Sawyer v. State

GRIFFIN, J.

Shane Alan Sawyer [“Sawyer”] appeals the denial of his motion to suppress. We reverse.

Sawyer was stopped by a police officer for failing to dim his headlights. During *311the stop, the officer noticed a single white pill sitting in plain view on the console. He reached into the car and seized the pill. After examining it, he believed it to be “Ecstasy” because of the design he observed on it.

Based on this incident, Sawyer was charged by information with one count of possession of methylenedioxymethamphe-tamine (“MDMA”), more commonly know as Ecstasy. He filed a motion to suppress, arguing that the officer had no probable cause to seize the pill. At the hearing on the motion to suppress, the officer acknowledged that, although the pill was in plain view, he could not tell what kind of pill it was until he seized it. It was only after he seized the pill that he saw a design on the pill that caused him to believe it was Ecstasy. The officer explained:

The Ecstacy[sic] pills that I have observed in the past, have had different designs on them and cartoon characters, different designs on them.1

Sawyer argued that his motion to suppress should be granted because the pill could have been a legal substance, such as ibuprofen or aspirin, and it was not until the officer seized it that its incriminating nature became apparent.

The court ultimately denied Sawyer’s motion to suppress in a written order. The order recited that:

While speaking with the passenger, Officer Morris observed a white pill on the center console. Officer Morris removed the pill from the center console and examined it. Upon examining the pill, Officer Morris noticed a butterfly design which he determined was consistent with the controlled substance ecstacy[sic].

(emphasis added).
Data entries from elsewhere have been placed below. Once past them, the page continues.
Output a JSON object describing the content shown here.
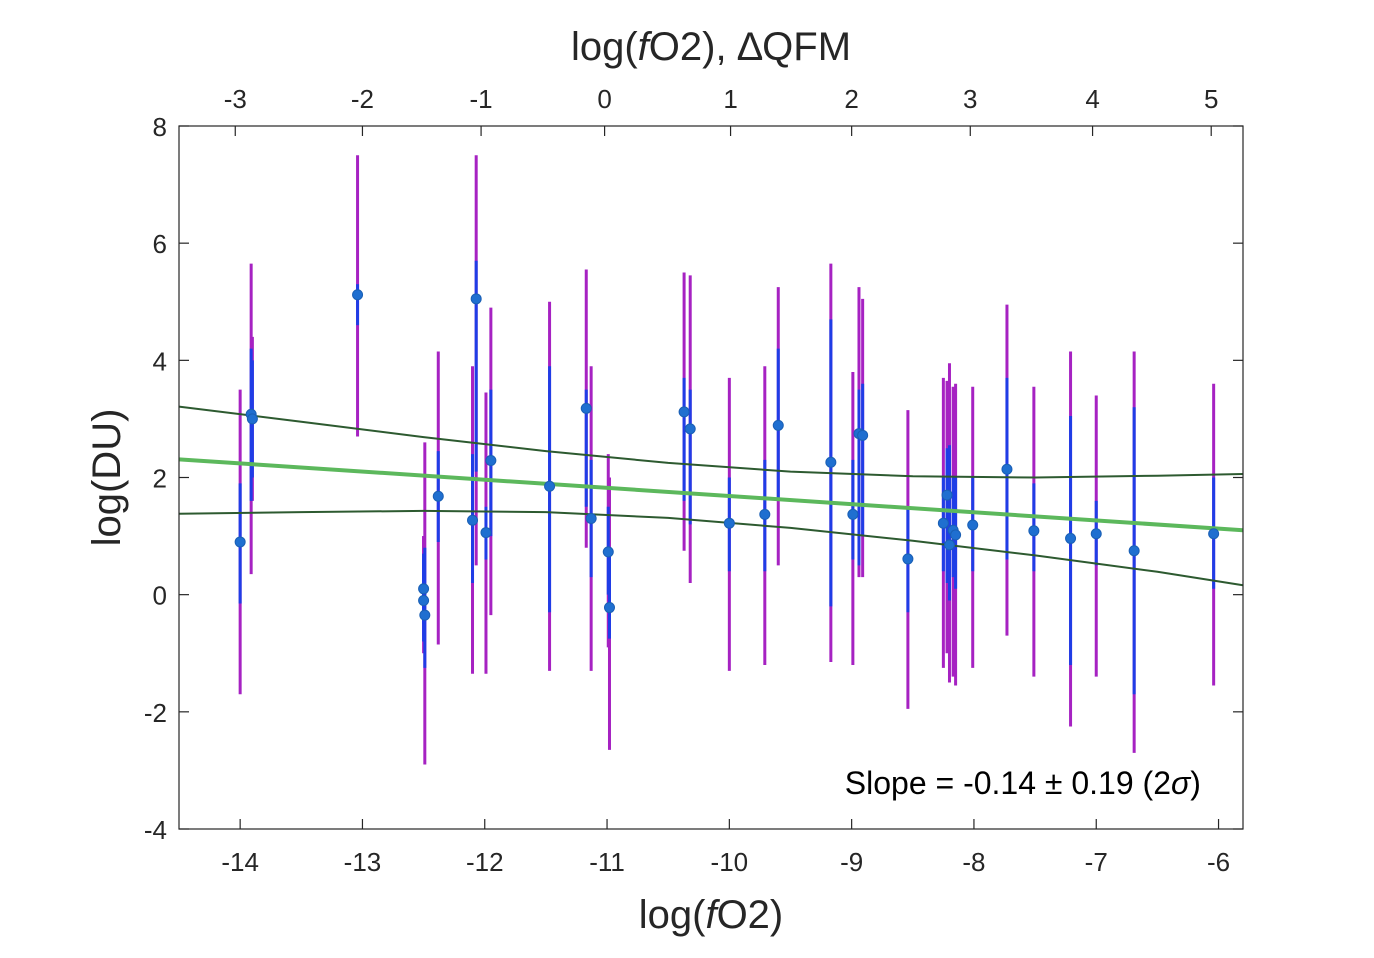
{
  "chart_data": {
    "type": "scatter",
    "x_axis": {
      "label_prefix": "log(",
      "label_italic": "f",
      "label_suffix": "O2)",
      "lim": [
        -14.5,
        -5.8
      ],
      "ticks": [
        -14,
        -13,
        -12,
        -11,
        -10,
        -9,
        -8,
        -7,
        -6
      ],
      "tick_labels": [
        "-14",
        "-13",
        "-12",
        "-11",
        "-10",
        "-9",
        "-8",
        "-7",
        "-6"
      ]
    },
    "top_axis": {
      "label_prefix": "log(",
      "label_italic": "f",
      "label_suffix": "O2), ∆QFM",
      "ticks_in_bottom_units": [
        -14.04,
        -13.0,
        -12.03,
        -11.02,
        -9.99,
        -9.0,
        -8.03,
        -7.03,
        -6.06
      ],
      "tick_labels": [
        "-3",
        "-2",
        "-1",
        "0",
        "1",
        "2",
        "3",
        "4",
        "5"
      ],
      "tick_values": [
        -3,
        -2,
        -1,
        0,
        1,
        2,
        3,
        4,
        5
      ]
    },
    "y_axis": {
      "label": "log(DU)",
      "lim": [
        -4,
        8
      ],
      "ticks": [
        -4,
        -2,
        0,
        2,
        4,
        6,
        8
      ],
      "tick_labels": [
        "-4",
        "-2",
        "0",
        "2",
        "4",
        "6",
        "8"
      ]
    },
    "grid": false,
    "points": [
      {
        "x": -14.0,
        "y": 0.9,
        "err1": [
          -0.15,
          1.9
        ],
        "err2": [
          -1.7,
          3.5
        ]
      },
      {
        "x": -13.91,
        "y": 3.08,
        "err1": [
          1.6,
          4.2
        ],
        "err2": [
          0.35,
          5.65
        ]
      },
      {
        "x": -13.9,
        "y": 3.0,
        "err1": [
          2.0,
          4.0
        ],
        "err2": [
          1.6,
          4.4
        ]
      },
      {
        "x": -13.04,
        "y": 5.12,
        "err1": [
          4.6,
          5.3
        ],
        "err2": [
          2.7,
          7.5
        ]
      },
      {
        "x": -12.5,
        "y": 0.1,
        "err1": [
          -0.5,
          0.6
        ],
        "err2": [
          -0.7,
          1.0
        ]
      },
      {
        "x": -12.5,
        "y": -0.1,
        "err1": [
          -0.8,
          0.7
        ],
        "err2": [
          -1.0,
          1.0
        ]
      },
      {
        "x": -12.49,
        "y": -0.35,
        "err1": [
          -1.25,
          0.8
        ],
        "err2": [
          -2.9,
          2.6
        ]
      },
      {
        "x": -12.38,
        "y": 1.68,
        "err1": [
          0.9,
          2.45
        ],
        "err2": [
          -0.85,
          4.15
        ]
      },
      {
        "x": -12.1,
        "y": 1.27,
        "err1": [
          0.2,
          2.4
        ],
        "err2": [
          -1.35,
          3.9
        ]
      },
      {
        "x": -12.07,
        "y": 5.05,
        "err1": [
          2.1,
          5.7
        ],
        "err2": [
          0.5,
          7.5
        ]
      },
      {
        "x": -11.99,
        "y": 1.06,
        "err1": [
          0.6,
          1.5
        ],
        "err2": [
          -1.35,
          3.45
        ]
      },
      {
        "x": -11.95,
        "y": 2.29,
        "err1": [
          1.0,
          3.5
        ],
        "err2": [
          -0.35,
          4.9
        ]
      },
      {
        "x": -11.47,
        "y": 1.85,
        "err1": [
          -0.3,
          3.9
        ],
        "err2": [
          -1.3,
          5.0
        ]
      },
      {
        "x": -11.17,
        "y": 3.18,
        "err1": [
          1.5,
          3.5
        ],
        "err2": [
          0.8,
          5.55
        ]
      },
      {
        "x": -11.13,
        "y": 1.3,
        "err1": [
          0.3,
          2.3
        ],
        "err2": [
          -1.3,
          3.9
        ]
      },
      {
        "x": -10.99,
        "y": 0.73,
        "err1": [
          0.0,
          1.5
        ],
        "err2": [
          -0.9,
          2.4
        ]
      },
      {
        "x": -10.98,
        "y": -0.22,
        "err1": [
          -0.75,
          0.7
        ],
        "err2": [
          -2.65,
          2.0
        ]
      },
      {
        "x": -10.37,
        "y": 3.12,
        "err1": [
          1.6,
          3.7
        ],
        "err2": [
          0.75,
          5.5
        ]
      },
      {
        "x": -10.32,
        "y": 2.83,
        "err1": [
          1.2,
          3.5
        ],
        "err2": [
          0.2,
          5.45
        ]
      },
      {
        "x": -10.0,
        "y": 1.22,
        "err1": [
          0.4,
          2.0
        ],
        "err2": [
          -1.3,
          3.7
        ]
      },
      {
        "x": -9.71,
        "y": 1.37,
        "err1": [
          0.4,
          2.3
        ],
        "err2": [
          -1.2,
          3.9
        ]
      },
      {
        "x": -9.6,
        "y": 2.89,
        "err1": [
          1.6,
          4.2
        ],
        "err2": [
          0.5,
          5.25
        ]
      },
      {
        "x": -9.17,
        "y": 2.26,
        "err1": [
          -0.2,
          4.7
        ],
        "err2": [
          -1.15,
          5.65
        ]
      },
      {
        "x": -8.99,
        "y": 1.37,
        "err1": [
          0.6,
          2.3
        ],
        "err2": [
          -1.2,
          3.8
        ]
      },
      {
        "x": -8.94,
        "y": 2.75,
        "err1": [
          0.5,
          3.5
        ],
        "err2": [
          0.3,
          5.25
        ]
      },
      {
        "x": -8.91,
        "y": 2.72,
        "err1": [
          1.0,
          3.6
        ],
        "err2": [
          0.3,
          5.05
        ]
      },
      {
        "x": -8.54,
        "y": 0.61,
        "err1": [
          -0.3,
          1.5
        ],
        "err2": [
          -1.95,
          3.15
        ]
      },
      {
        "x": -8.25,
        "y": 1.22,
        "err1": [
          0.4,
          2.0
        ],
        "err2": [
          -1.25,
          3.7
        ]
      },
      {
        "x": -8.22,
        "y": 1.7,
        "err1": [
          0.2,
          2.5
        ],
        "err2": [
          -1.0,
          3.65
        ]
      },
      {
        "x": -8.2,
        "y": 0.85,
        "err1": [
          -0.1,
          2.55
        ],
        "err2": [
          -1.5,
          3.95
        ]
      },
      {
        "x": -8.17,
        "y": 1.1,
        "err1": [
          0.3,
          2.0
        ],
        "err2": [
          -1.4,
          3.55
        ]
      },
      {
        "x": -8.15,
        "y": 1.02,
        "err1": [
          0.1,
          2.0
        ],
        "err2": [
          -1.55,
          3.6
        ]
      },
      {
        "x": -8.01,
        "y": 1.19,
        "err1": [
          0.4,
          2.0
        ],
        "err2": [
          -1.25,
          3.55
        ]
      },
      {
        "x": -7.73,
        "y": 2.14,
        "err1": [
          0.6,
          3.7
        ],
        "err2": [
          -0.7,
          4.95
        ]
      },
      {
        "x": -7.51,
        "y": 1.09,
        "err1": [
          0.4,
          1.9
        ],
        "err2": [
          -1.4,
          3.55
        ]
      },
      {
        "x": -7.21,
        "y": 0.96,
        "err1": [
          -1.2,
          3.05
        ],
        "err2": [
          -2.25,
          4.15
        ]
      },
      {
        "x": -7.0,
        "y": 1.04,
        "err1": [
          0.5,
          1.6
        ],
        "err2": [
          -1.4,
          3.4
        ]
      },
      {
        "x": -6.69,
        "y": 0.75,
        "err1": [
          -1.7,
          3.2
        ],
        "err2": [
          -2.7,
          4.15
        ]
      },
      {
        "x": -6.04,
        "y": 1.04,
        "err1": [
          0.1,
          2.0
        ],
        "err2": [
          -1.55,
          3.6
        ]
      }
    ],
    "fit_line": {
      "x": [
        -14.5,
        -5.8
      ],
      "y": [
        2.31,
        1.1
      ]
    },
    "confidence_band": {
      "upper": {
        "x": [
          -14.5,
          -13.5,
          -12.5,
          -11.5,
          -10.5,
          -9.5,
          -8.5,
          -7.5,
          -6.5,
          -5.8
        ],
        "y": [
          3.21,
          2.95,
          2.69,
          2.45,
          2.25,
          2.1,
          2.02,
          2.0,
          2.03,
          2.06
        ]
      },
      "lower": {
        "x": [
          -14.5,
          -13.5,
          -12.5,
          -11.5,
          -10.5,
          -9.5,
          -8.5,
          -7.5,
          -6.5,
          -5.8
        ],
        "y": [
          1.38,
          1.41,
          1.43,
          1.41,
          1.31,
          1.14,
          0.92,
          0.67,
          0.39,
          0.16
        ]
      }
    },
    "annotation": {
      "prefix": "Slope = -0.14 ± 0.19 (2",
      "greek": "σ",
      "suffix": ")",
      "x": -7.6,
      "y": -3.2
    },
    "colors": {
      "err_outer": "#a622c2",
      "err_inner": "#1f3de6",
      "marker": "#1f6fd0",
      "fit": "#5cb85c",
      "band": "#2d5a30",
      "axis": "#262626"
    }
  }
}
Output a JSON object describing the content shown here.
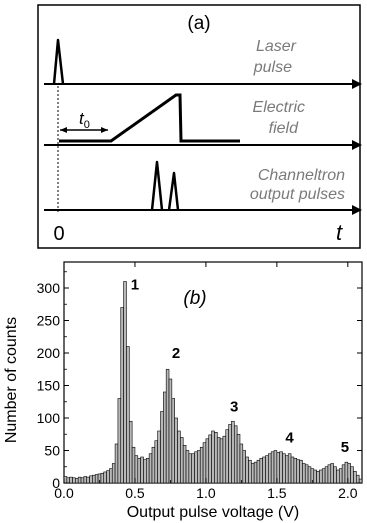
{
  "panel_a": {
    "label": "(a)",
    "rows": [
      {
        "label_line1": "Laser",
        "label_line2": "pulse"
      },
      {
        "label_line1": "Electric",
        "label_line2": "field"
      },
      {
        "label_line1": "Channeltron",
        "label_line2": "output pulses"
      }
    ],
    "t0_base": "t",
    "t0_sub": "0",
    "origin_label": "0",
    "time_label": "t"
  },
  "chart_data": {
    "type": "bar",
    "panel_label": "(b)",
    "xlabel": "Output pulse voltage (V)",
    "ylabel": "Number of counts",
    "xlim": [
      0.0,
      2.1
    ],
    "ylim": [
      0,
      340
    ],
    "x_ticks": [
      0.0,
      0.5,
      1.0,
      1.5,
      2.0
    ],
    "x_tick_labels": [
      "0.0",
      "0.5",
      "1.0",
      "1.5",
      "2.0"
    ],
    "y_ticks": [
      0,
      50,
      100,
      150,
      200,
      250,
      300
    ],
    "y_tick_labels": [
      "0",
      "50",
      "100",
      "150",
      "200",
      "250",
      "300"
    ],
    "bin_width": 0.02,
    "x": [
      0.01,
      0.03,
      0.05,
      0.07,
      0.09,
      0.11,
      0.13,
      0.15,
      0.17,
      0.19,
      0.21,
      0.23,
      0.25,
      0.27,
      0.29,
      0.31,
      0.33,
      0.35,
      0.37,
      0.39,
      0.41,
      0.43,
      0.45,
      0.47,
      0.49,
      0.51,
      0.53,
      0.55,
      0.57,
      0.59,
      0.61,
      0.63,
      0.65,
      0.67,
      0.69,
      0.71,
      0.73,
      0.75,
      0.77,
      0.79,
      0.81,
      0.83,
      0.85,
      0.87,
      0.89,
      0.91,
      0.93,
      0.95,
      0.97,
      0.99,
      1.01,
      1.03,
      1.05,
      1.07,
      1.09,
      1.11,
      1.13,
      1.15,
      1.17,
      1.19,
      1.21,
      1.23,
      1.25,
      1.27,
      1.29,
      1.31,
      1.33,
      1.35,
      1.37,
      1.39,
      1.41,
      1.43,
      1.45,
      1.47,
      1.49,
      1.51,
      1.53,
      1.55,
      1.57,
      1.59,
      1.61,
      1.63,
      1.65,
      1.67,
      1.69,
      1.71,
      1.73,
      1.75,
      1.77,
      1.79,
      1.81,
      1.83,
      1.85,
      1.87,
      1.89,
      1.91,
      1.93,
      1.95,
      1.97,
      1.99,
      2.01,
      2.03,
      2.05,
      2.07,
      2.09
    ],
    "values": [
      10,
      8,
      9,
      8,
      7,
      9,
      8,
      10,
      9,
      11,
      12,
      13,
      14,
      15,
      17,
      19,
      22,
      30,
      60,
      130,
      270,
      310,
      210,
      95,
      55,
      42,
      38,
      40,
      36,
      38,
      45,
      55,
      65,
      80,
      110,
      140,
      175,
      160,
      130,
      100,
      80,
      70,
      58,
      50,
      45,
      45,
      48,
      50,
      55,
      62,
      68,
      74,
      80,
      78,
      70,
      68,
      72,
      82,
      90,
      95,
      88,
      75,
      60,
      50,
      40,
      35,
      30,
      32,
      35,
      38,
      40,
      42,
      45,
      48,
      50,
      47,
      48,
      45,
      42,
      45,
      40,
      38,
      36,
      35,
      30,
      28,
      25,
      22,
      20,
      18,
      20,
      22,
      25,
      28,
      30,
      25,
      20,
      22,
      28,
      32,
      30,
      25,
      18,
      12,
      6
    ],
    "annotations": [
      {
        "text": "1",
        "x": 0.47,
        "y": 298
      },
      {
        "text": "2",
        "x": 0.76,
        "y": 192
      },
      {
        "text": "3",
        "x": 1.17,
        "y": 110
      },
      {
        "text": "4",
        "x": 1.56,
        "y": 62
      },
      {
        "text": "5",
        "x": 1.95,
        "y": 48
      }
    ]
  }
}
The court then made a different finding, however:

[Officer Morris] saw the pill in the center console of the vehicle while talking to the passenger. He didn’t have to search the vehicle to discover the pill, it was in plain view. It was apparent to Officer Morris prior to examining the pill that it was contraband. Based on the reasoning in State v. Hall, 376 So.2d 276 (Fla. 3d DCA 1979), this court must conclude that the evidence should not be suppressed based on the “plain view” doctrine and Officer Morris did not conduct a warrantless search when he seized the contraband in plain view,

(emphasis added). Based on this finding, the court denied suppression.

We agree with appellant that no evidence in the record supports the trial court’s finding that “[i]t was apparent to Officer Morris prior to examining the pill that it was contraband.” The officer testified that he could not tell what kind of pill it was until he seized it, and that it was only after he seized the pill that he saw a design on the pill which made him believe it was Ecstasy.

The State argues that an officer is not required to know certain items are contraband or evidence of a crime before seizing them. It argues that seizure is justified if the facts available to the seizing officer would warrant a person of reasonable caution in the belief that certain items may be contraband or stolen property or useful as evidence of a crime. Here, however, Officer Morris never testified that he believed prior to the seizure that the item was contraband, nor did he testify to any facts which would have rendered that belief reasonable.

The plain view doctrine provides that items in plain view may be seized when (1) the seizing officer is in a position *312where he has a legitimate right to be, (2) the incriminating character of the evidence is immediately apparent, and (3) the seizing officer has a lawful right of access to the object. Pagan v. State, 830 So.2d 792, 807 (Fla.2002). In this case, the incriminating character of the pill was not “immediately apparent.” Florida courts consistently have held that when closer examination of an item observed in plain view is necessary to confirm the incriminating nature of the contraband, its incriminating nature is not considered “immediately apparent.” See Caplan v. State, 531 So.2d 88 (Fla.1988); Carr v. State, 353 So.2d 958 (Fla. 2d DCA 1978). It was error to deny the motion to suppress.

REVERSED and REMANDED.

PLEUS and TORPY, JJ., concur.

. According to the police report, the pill carried a butterfly design.